The Blood Almanack: Chapter One

“Sin is not hurtful because it is forbidden, but it is forbidden because it is hurtful.”

 

—Poor Richard’s Almanack

 

 

A ruddy harvest moon cast long shadows that wavered in the damp July night. I dug in the garden till my shirt clung with mud and sweat. At last I stood over a shallow pit. A distant bell rang the night hour. An echo tolled back, as two separated voices calling to one another. I turned nose to sky and wiped my brow. My cuff smelled of damp loam, and of rum.

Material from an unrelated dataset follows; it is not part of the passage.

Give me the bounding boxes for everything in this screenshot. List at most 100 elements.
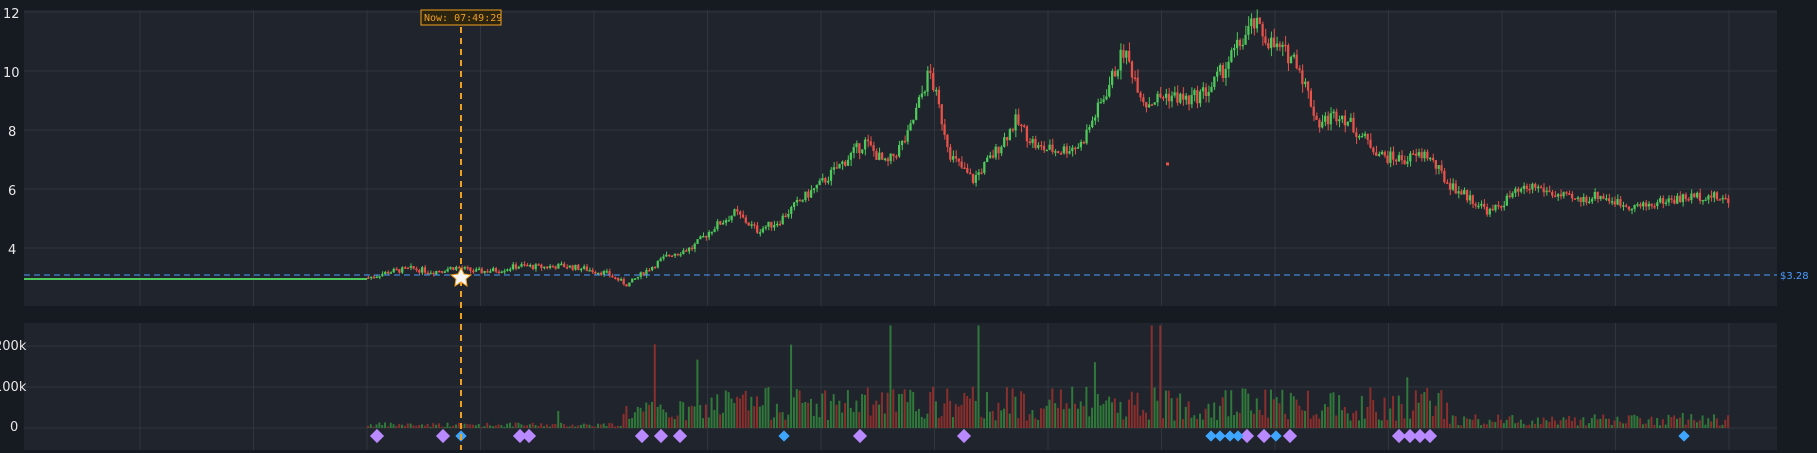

I dumped the horror in the grave.

Scoop by scoop I filled the hole, some rocks jumbled in where twine formed careful edges for planting: basil, thyme, dill, Saint John’s wort, fennel. I kicked at another pebble, then from its yield I realized it was one small toe from one bare foot. With one thrust I covered it with more rubble. My vision seemed bloody at the edges from exhaustion.

 

“May God have mercy on my soul.”

 

Can a man pray to a God in whom he is not certain he believes?

 

I leaned to rest on the shovel, more fatigued than I had known a man could be. The surge of energy coursing through my veins earlier had drained, leaving the muscles in my shoulders aching from exertion.

 

“Ben?”

 

A figure wended up the path, hunched in the wind like a crab against the tide, one hand keeping his tricorn hat fast to his head. “Ah, no,” I breathed.

 

Governor William Keith trotted along, his straight-lasted shoes crunching the crushed-shell drive. I smoothed my hair back but could feel moist earth on my fingers and knew I’d streaked mud on my brow. I attempted to stand at ease upon the rutted mound.

 

“You’ll never believe—” He scurried to a halt, eyes darting from the shovel to my filthy clothes. “For God’s sake, Ben.” His voice frayed to tatters. “What have you done?”